I took a few months to go thru this process. I am going to briefly detail it here in the hope that someone else with a Long tractor can benefit from my learning process.

Problem: 
*3 point hitch would quit lifting on me when it got hot*. I put up with it for a while and finally got aggravated.
1) Pulled screen hydraulic filter on low right side of tractor out and it was disgustingly filthy, almost completely clogged up. Cleaned it out and R2ed hyd fluid. That helped for a while. I got by for a while longer with the process of when it quit lifting put tractor up for the day.

2) . Hydraulic lift control under seat has several removable control valves in it. Thru experimentation I have learned the one on top controls up.
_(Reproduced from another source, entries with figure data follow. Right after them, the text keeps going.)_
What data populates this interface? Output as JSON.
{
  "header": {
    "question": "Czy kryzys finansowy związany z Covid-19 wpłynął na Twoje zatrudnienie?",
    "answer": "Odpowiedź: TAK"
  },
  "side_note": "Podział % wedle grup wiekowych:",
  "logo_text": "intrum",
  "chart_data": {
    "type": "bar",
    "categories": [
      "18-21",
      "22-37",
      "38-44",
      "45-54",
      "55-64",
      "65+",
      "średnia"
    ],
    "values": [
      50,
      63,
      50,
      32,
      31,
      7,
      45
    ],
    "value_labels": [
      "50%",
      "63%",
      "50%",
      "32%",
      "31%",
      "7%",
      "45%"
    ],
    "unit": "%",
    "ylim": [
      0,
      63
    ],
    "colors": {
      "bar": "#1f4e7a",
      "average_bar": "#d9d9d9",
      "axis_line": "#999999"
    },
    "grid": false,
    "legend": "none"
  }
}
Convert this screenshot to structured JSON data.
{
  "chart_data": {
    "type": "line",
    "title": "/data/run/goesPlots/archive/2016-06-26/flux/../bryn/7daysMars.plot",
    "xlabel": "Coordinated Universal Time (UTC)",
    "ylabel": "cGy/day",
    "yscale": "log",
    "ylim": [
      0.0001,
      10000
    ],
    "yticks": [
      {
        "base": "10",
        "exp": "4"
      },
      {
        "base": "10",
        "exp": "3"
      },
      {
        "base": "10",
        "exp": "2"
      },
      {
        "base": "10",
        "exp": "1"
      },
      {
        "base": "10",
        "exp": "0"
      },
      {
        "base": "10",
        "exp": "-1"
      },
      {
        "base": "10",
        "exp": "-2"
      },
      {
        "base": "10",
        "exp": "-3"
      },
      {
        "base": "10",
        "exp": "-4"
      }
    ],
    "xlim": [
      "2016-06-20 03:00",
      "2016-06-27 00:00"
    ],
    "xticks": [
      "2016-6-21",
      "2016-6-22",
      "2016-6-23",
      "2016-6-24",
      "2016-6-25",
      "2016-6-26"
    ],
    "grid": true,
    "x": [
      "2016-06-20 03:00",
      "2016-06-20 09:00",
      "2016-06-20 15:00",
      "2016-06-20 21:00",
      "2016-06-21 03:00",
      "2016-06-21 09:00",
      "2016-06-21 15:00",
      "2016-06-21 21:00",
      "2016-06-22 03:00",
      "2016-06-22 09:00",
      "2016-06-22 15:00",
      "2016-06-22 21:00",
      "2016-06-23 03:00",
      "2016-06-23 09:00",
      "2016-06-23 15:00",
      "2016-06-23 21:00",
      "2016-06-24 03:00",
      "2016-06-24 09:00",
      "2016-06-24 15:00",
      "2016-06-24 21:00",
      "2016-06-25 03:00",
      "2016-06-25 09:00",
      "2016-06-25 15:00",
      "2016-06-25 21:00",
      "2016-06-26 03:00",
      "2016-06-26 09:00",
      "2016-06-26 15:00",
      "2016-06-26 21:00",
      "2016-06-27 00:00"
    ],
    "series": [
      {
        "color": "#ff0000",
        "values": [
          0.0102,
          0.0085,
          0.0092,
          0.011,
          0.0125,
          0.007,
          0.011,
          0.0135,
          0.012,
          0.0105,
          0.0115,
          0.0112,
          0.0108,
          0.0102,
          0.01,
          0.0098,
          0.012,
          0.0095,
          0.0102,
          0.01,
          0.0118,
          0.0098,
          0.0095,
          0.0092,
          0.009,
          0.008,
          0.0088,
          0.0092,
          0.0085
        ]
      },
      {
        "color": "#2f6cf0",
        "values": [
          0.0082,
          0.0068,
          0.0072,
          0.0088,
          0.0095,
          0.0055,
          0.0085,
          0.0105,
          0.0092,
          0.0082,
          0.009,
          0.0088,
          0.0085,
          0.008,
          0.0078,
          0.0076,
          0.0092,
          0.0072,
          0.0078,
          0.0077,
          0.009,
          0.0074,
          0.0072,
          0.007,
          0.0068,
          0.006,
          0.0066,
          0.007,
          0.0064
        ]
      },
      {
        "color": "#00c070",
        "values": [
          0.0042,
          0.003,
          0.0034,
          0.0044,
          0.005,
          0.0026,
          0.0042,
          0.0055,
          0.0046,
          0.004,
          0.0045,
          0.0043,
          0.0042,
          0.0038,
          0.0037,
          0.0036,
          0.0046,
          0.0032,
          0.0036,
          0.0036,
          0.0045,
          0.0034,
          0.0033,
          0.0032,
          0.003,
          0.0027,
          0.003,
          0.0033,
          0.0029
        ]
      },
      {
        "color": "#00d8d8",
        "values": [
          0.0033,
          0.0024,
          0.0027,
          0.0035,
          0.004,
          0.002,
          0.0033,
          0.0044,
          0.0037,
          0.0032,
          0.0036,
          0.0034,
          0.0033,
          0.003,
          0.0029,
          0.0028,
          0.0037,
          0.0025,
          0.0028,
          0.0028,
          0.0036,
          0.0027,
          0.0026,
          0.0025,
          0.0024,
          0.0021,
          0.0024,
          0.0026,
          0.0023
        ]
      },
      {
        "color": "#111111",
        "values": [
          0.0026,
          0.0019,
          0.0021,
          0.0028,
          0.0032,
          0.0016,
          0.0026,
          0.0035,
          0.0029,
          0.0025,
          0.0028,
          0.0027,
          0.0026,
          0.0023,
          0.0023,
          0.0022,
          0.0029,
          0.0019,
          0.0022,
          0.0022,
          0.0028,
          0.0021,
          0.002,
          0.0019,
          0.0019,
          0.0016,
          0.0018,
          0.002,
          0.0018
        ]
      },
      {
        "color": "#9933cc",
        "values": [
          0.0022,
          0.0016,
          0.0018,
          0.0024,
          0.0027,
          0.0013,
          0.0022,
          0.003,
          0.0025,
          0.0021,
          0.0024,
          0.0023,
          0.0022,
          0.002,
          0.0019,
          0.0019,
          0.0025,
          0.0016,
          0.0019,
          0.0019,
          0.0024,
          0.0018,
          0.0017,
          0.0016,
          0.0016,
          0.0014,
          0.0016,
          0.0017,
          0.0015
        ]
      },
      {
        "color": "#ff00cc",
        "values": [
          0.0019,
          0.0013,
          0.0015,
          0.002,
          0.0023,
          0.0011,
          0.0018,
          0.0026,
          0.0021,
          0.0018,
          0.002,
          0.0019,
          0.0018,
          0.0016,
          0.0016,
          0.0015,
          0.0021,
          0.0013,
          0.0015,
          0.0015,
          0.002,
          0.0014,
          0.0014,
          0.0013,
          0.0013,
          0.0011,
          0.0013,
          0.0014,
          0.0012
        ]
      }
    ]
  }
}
Under the cap is a spring that actually looks pretty sorry for what it is supposed to do. It needs about an 1-1/16 wrench to get the cap off. I just used a big crescent. I pulled that spring and bullet headed looking valve came with it. I pulled the control valves one at a time, looked them over,cleaned them real well and reinstalled. The up valve had a burr on it. I smoothed the burr out with a bench grinder.
Found one control valve that had 10MM washers stacked in it for spacers. Not sure if this is correct or just someone elses fix. But, subscribing to the theory if it isnt broke Im not going to fix it. A lot of those washers were broke in half from years of use. Went to Home Depot and replaced the washers. Time will tell how well they hold up. It was a cheap fix. The whole valve was 150 bucks. Washers were about 3 bucks.
*Bottom line: 
Hydraulic lift is working fine now.* Draft control did not work correctly before all this. It does now. 
Later I may have to replace some o rings on the control valves, but for now I am back in business.
*Lesson learned: About once a year pull that screen hydraulic filter and clean it well.
*


----------



## KB4GAP

Where was the valve located that had washers in it ?
I'm having same trouble on a 510 Long


----------



## Idylwyld

KB4GAP said:


> Where was the valve located that had washers in it ?
> I'm having same trouble on a 510 Long


Underneath the seat. One with the washers is on the bottom. I took pics with my cell phone. My finger points to the valves. I hope they attached.
Hope that helps. Keep it full of hyd fluid. Letting it get low and using it allows the fluid to get hotter and it gives you issues. I have learned to keep it full especially in summer time.


----------



## John M T

Thank you that is a big help I will try it.


----------